5
votes

I am running some simulation in R and the code works fine without using parallel computing. However, when I modify one line of my code and try to make use of parallel computing, R stuck and each time it stuck at different times of iteration. When R get stuck, I have to manually stop it from running and sometimes there would be some warning saying

Warning messages:
1: closing unused connection 13 (<-localhost:11688)
2: closing unused connection 12 (<-localhost:11688) 
3: closing unused connection 9 (<-localhost:11688) 
4: closing unused connection 8 (<-localhost:11688) 
5: closing unused connection 7 (<-localhost:11688) 
6: closing unused connection 6 (<-localhost:11688) 

Or something like

Warning message:
In .Internal(get(x, envir, mode, inherits)) :
closing unused connection 6 (<-localhost:11688)

Here is my code:

for (iter in 1:100){
    *Simulate data matrix X and Y, and initial start Z0*

    for (i in 1:100){
    *Calculate input matrix Z based on Z0*

    cl <- makeCluster(no_cores, type="FORK")
    Z <-cbind(Z,unlist(parLapply(cl,
                                 as.list(data.frame(t(Z))),
                                 function(x) prob(x,X,Y))))
    stopCluster(cl)

    result <- rbind(result,Z)
    result <- result[!duplicated(result),]
    result <- result[order(-result[,dim(result)[2]]),][1:10,]
    *Calculate a new Z0 based on Z*
    }
}

where prob is a function returns a vector of length equal to the number of rows of Z.

As the code works fine without using parallel computing, I believe the problem is in parallel computing. Instead of using parLapply, I also tried foreach within the iteration:

cl <- makeCluster(no_cores, type="FORK")
Z <- cbind(Z,foreach(tmp=as.list(data.frame(t(Z))),
                             .combine = c)  %dopar%
                     prob(tmp,X,Y))
stopCluster(cl)

After R gets stuck and I manually stop it from running, I get similar warnings:

Warning messages:
1: closing unused connection 13 (<-localhost:11688) 
2: closing unused connection 12 (<-localhost:11688) 
3: closing unused connection 9 (<-localhost:11688) 
4: closing unused connection 8 (<-localhost:11688) 
5: closing unused connection 7 (<-localhost:11688) 
6: closing unused connection 6 (<-localhost:11688) 
7: In doTryCatch(return(expr), name, parentenv, handler) :
  restarting interrupted promise evaluation
8: In doTryCatch(return(expr), name, parentenv, handler) :
  restarting interrupted promise evaluation
9: In doTryCatch(return(expr), name, parentenv, handler) :
  restarting interrupted promise evaluation

I am using 3 cores for parallel computing (no_cores=3) and the machine is Macbook pro 2016.

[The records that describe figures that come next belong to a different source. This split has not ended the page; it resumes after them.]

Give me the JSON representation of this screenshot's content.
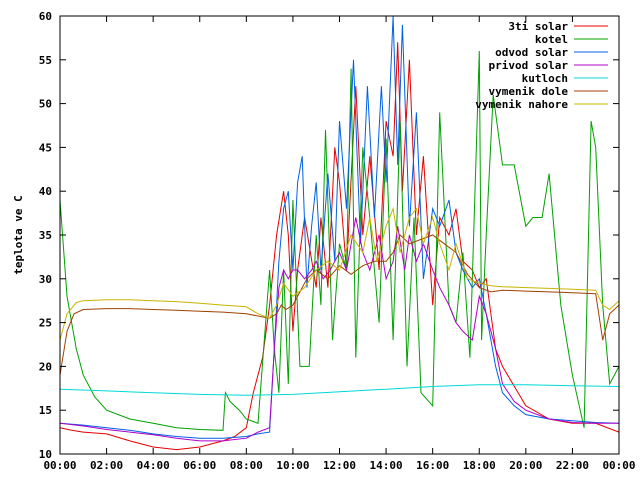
{
  "chart_data": {
    "type": "line",
    "title": "",
    "xlabel": "",
    "ylabel": "teplota ve C",
    "xlim": [
      "00:00",
      "24:00"
    ],
    "ylim": [
      10,
      60
    ],
    "grid": false,
    "legend_position": "top-right",
    "x_ticks": [
      "00:00",
      "02:00",
      "04:00",
      "06:00",
      "08:00",
      "10:00",
      "12:00",
      "14:00",
      "16:00",
      "18:00",
      "20:00",
      "22:00",
      "00:00"
    ],
    "y_ticks": [
      "10",
      "15",
      "20",
      "25",
      "30",
      "35",
      "40",
      "45",
      "50",
      "55",
      "60"
    ],
    "x_unit_note": "hours",
    "series": [
      {
        "name": "3ti solar",
        "color": "#e60000",
        "x": [
          0,
          0.5,
          1,
          2,
          3,
          4,
          5,
          6,
          7,
          7.5,
          8,
          8.3,
          8.7,
          9,
          9.3,
          9.6,
          9.8,
          10,
          10.2,
          10.5,
          11,
          11.2,
          11.5,
          11.8,
          12,
          12.3,
          12.7,
          13,
          13.3,
          13.7,
          14,
          14.3,
          14.5,
          14.7,
          15,
          15.3,
          15.6,
          16,
          16.3,
          16.7,
          17,
          17.3,
          17.7,
          18,
          18.3,
          18.7,
          19,
          20,
          21,
          22,
          23,
          24
        ],
        "y": [
          13,
          12.7,
          12.5,
          12.3,
          11.5,
          10.8,
          10.5,
          10.8,
          11.5,
          12,
          13,
          17,
          21,
          27,
          35,
          40,
          35,
          24,
          31,
          37,
          29,
          37,
          29,
          45,
          41,
          31,
          52,
          35,
          44,
          31,
          48,
          44,
          57,
          40,
          55,
          35,
          44,
          27,
          37,
          35,
          38,
          32,
          31,
          29,
          30,
          22,
          20,
          15.5,
          14,
          13.5,
          13.5,
          12.5
        ]
      },
      {
        "name": "kotel",
        "color": "#00a000",
        "x": [
          0,
          0.3,
          0.7,
          1,
          1.5,
          2,
          3,
          4,
          5,
          6,
          7,
          7.1,
          7.3,
          7.7,
          8,
          8.5,
          9,
          9.2,
          9.4,
          9.6,
          9.8,
          10,
          10.3,
          10.7,
          11,
          11.2,
          11.4,
          11.7,
          12,
          12.3,
          12.5,
          12.7,
          13,
          13.3,
          13.7,
          14,
          14.3,
          14.6,
          14.9,
          15.2,
          15.5,
          16,
          16.3,
          16.7,
          17,
          17.3,
          17.6,
          18,
          18.1,
          18.3,
          18.6,
          19,
          19.5,
          20,
          20.3,
          20.7,
          21,
          21.5,
          22,
          22.5,
          22.8,
          23,
          23.3,
          23.6,
          24
        ],
        "y": [
          39,
          28,
          22,
          19,
          16.5,
          15,
          14,
          13.5,
          13,
          12.8,
          12.7,
          17,
          16,
          15,
          14,
          13.5,
          31,
          22,
          17,
          31,
          18,
          39,
          20,
          20,
          35,
          27,
          47,
          23,
          34,
          31,
          54,
          21,
          45,
          37,
          25,
          46,
          23,
          48,
          20,
          37,
          17,
          15.5,
          49,
          27,
          25,
          33,
          21,
          56,
          23,
          35,
          51,
          43,
          43,
          36,
          37,
          37,
          42,
          27,
          19,
          13,
          48,
          45,
          27,
          18,
          20
        ]
      },
      {
        "name": "odvod solar",
        "color": "#0060e6",
        "x": [
          0,
          1,
          2,
          3,
          4,
          5,
          6,
          7,
          8,
          8.5,
          9,
          9.2,
          9.4,
          9.6,
          9.8,
          10,
          10.2,
          10.4,
          10.6,
          10.8,
          11,
          11.2,
          11.5,
          11.8,
          12,
          12.3,
          12.6,
          12.9,
          13.2,
          13.5,
          13.8,
          14,
          14.3,
          14.5,
          14.7,
          15,
          15.3,
          15.6,
          16,
          16.3,
          16.7,
          17,
          17.3,
          17.7,
          18,
          18.3,
          18.7,
          19,
          19.5,
          20,
          21,
          22,
          23,
          24
        ],
        "y": [
          13.5,
          13.3,
          13,
          12.7,
          12.3,
          12,
          11.8,
          11.8,
          12,
          12.3,
          12.5,
          22,
          32,
          38,
          40,
          31,
          41,
          44,
          29,
          36,
          41,
          31,
          42,
          32,
          48,
          38,
          55,
          34,
          52,
          37,
          52,
          41,
          60,
          43,
          59,
          36,
          49,
          30,
          38,
          36,
          39,
          33,
          31,
          29,
          30,
          26,
          20,
          17,
          15.5,
          14.5,
          14,
          13.8,
          13.6,
          13.5
        ]
      },
      {
        "name": "privod solar",
        "color": "#b000c8",
        "x": [
          0,
          1,
          2,
          3,
          4,
          5,
          6,
          7,
          8,
          8.5,
          9,
          9.2,
          9.4,
          9.6,
          9.8,
          10,
          10.2,
          10.5,
          10.8,
          11,
          11.3,
          11.6,
          12,
          12.3,
          12.7,
          13,
          13.3,
          13.7,
          14,
          14.3,
          14.5,
          14.8,
          15,
          15.3,
          15.6,
          16,
          16.3,
          16.7,
          17,
          17.3,
          17.7,
          18,
          18.3,
          18.7,
          19,
          19.5,
          20,
          21,
          22,
          23,
          24
        ],
        "y": [
          13.5,
          13.2,
          12.8,
          12.5,
          12.2,
          11.8,
          11.5,
          11.5,
          11.8,
          12.5,
          13,
          22,
          29,
          31,
          30,
          31,
          31,
          30,
          31,
          32,
          30,
          31,
          33,
          31,
          37,
          33,
          31,
          35,
          30,
          32,
          36,
          31,
          35,
          32,
          34,
          31,
          29,
          27,
          25,
          24,
          23,
          28,
          26,
          22,
          18,
          16,
          15,
          14,
          13.6,
          13.5,
          13.5
        ]
      },
      {
        "name": "kutloch",
        "color": "#00d8d8",
        "x": [
          0,
          2,
          4,
          6,
          8,
          10,
          12,
          14,
          16,
          18,
          20,
          22,
          24
        ],
        "y": [
          17.4,
          17.2,
          17,
          16.8,
          16.7,
          16.8,
          17.1,
          17.4,
          17.7,
          17.9,
          17.9,
          17.8,
          17.7
        ]
      },
      {
        "name": "vymenik dole",
        "color": "#a04000",
        "x": [
          0,
          0.3,
          0.6,
          1,
          2,
          3,
          4,
          5,
          6,
          7,
          8,
          9,
          9.3,
          9.5,
          9.7,
          10,
          10.3,
          10.6,
          11,
          11.5,
          12,
          12.5,
          13,
          13.5,
          14,
          14.3,
          14.6,
          15,
          15.5,
          16,
          16.5,
          17,
          17.5,
          18,
          18.5,
          19,
          20,
          21,
          22,
          23,
          23.3,
          23.6,
          24
        ],
        "y": [
          19,
          24,
          26,
          26.5,
          26.6,
          26.6,
          26.5,
          26.4,
          26.3,
          26.2,
          26,
          25.5,
          26,
          27,
          26.5,
          27,
          28.5,
          30,
          31,
          30,
          31.5,
          30.5,
          31.5,
          32,
          32,
          33,
          35,
          34,
          34.5,
          35,
          34,
          33,
          30.5,
          29,
          28.5,
          28.7,
          28.6,
          28.5,
          28.4,
          28.3,
          23,
          26,
          27
        ]
      },
      {
        "name": "vymenik nahore",
        "color": "#c8b400",
        "x": [
          0,
          0.3,
          0.7,
          1,
          2,
          3,
          4,
          5,
          6,
          7,
          8,
          8.5,
          9,
          9.3,
          9.6,
          10,
          10.5,
          11,
          11.5,
          12,
          12.5,
          13,
          13.3,
          13.6,
          14,
          14.3,
          14.6,
          15,
          15.3,
          15.6,
          16,
          16.3,
          16.7,
          17,
          17.5,
          18,
          18.5,
          19,
          20,
          21,
          22,
          23,
          23.3,
          23.6,
          24
        ],
        "y": [
          23,
          26,
          27.3,
          27.5,
          27.6,
          27.6,
          27.5,
          27.4,
          27.2,
          27,
          26.8,
          26,
          25.5,
          27,
          29.5,
          28,
          29,
          31,
          32,
          31,
          35,
          33,
          37,
          32,
          36,
          38,
          33,
          37,
          38,
          34,
          37,
          34,
          31,
          34,
          30,
          29.5,
          29.2,
          29.1,
          29,
          28.9,
          28.8,
          28.7,
          27,
          26.5,
          27.5
        ]
      }
    ]
  }
}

Can someone help me out? Thanks!

1

1 Answers

6
votes

Help me understand more. You're looping with i but I don't see you using it? Am I missing something?

Also, I'd suggest starting your cluster outside of your loop. You're effectively creating and stoping your clusters 10,000 times.

I call makeCluster outside of my loop, and then stop it after my loop finishes.

Try something like this:

cl <- makeCluster(no_cores, type="FORK")

clusterExport(cl, 'Z') # need to export the variable to cluster? 

for (iter in 1:100){
*Simulate data matrix X and Y, and initial start Z0*

for (i in 1:100){
*Calculate input matrix Z based on Z0*

Z <-cbind(Z,unlist(parLapply(cl,
                             as.list(data.frame(t(Z))),
                             function(x) prob(x,X,Y))))


result <- rbind(result,Z)
result <- result[!duplicated(result),]
result <- result[order(-result[,dim(result)[2]]),][1:10,]
*Calculate a new Z0*
    }
}
stopCluster(cl)

If this doesn't work, let me know. I'll help as I can!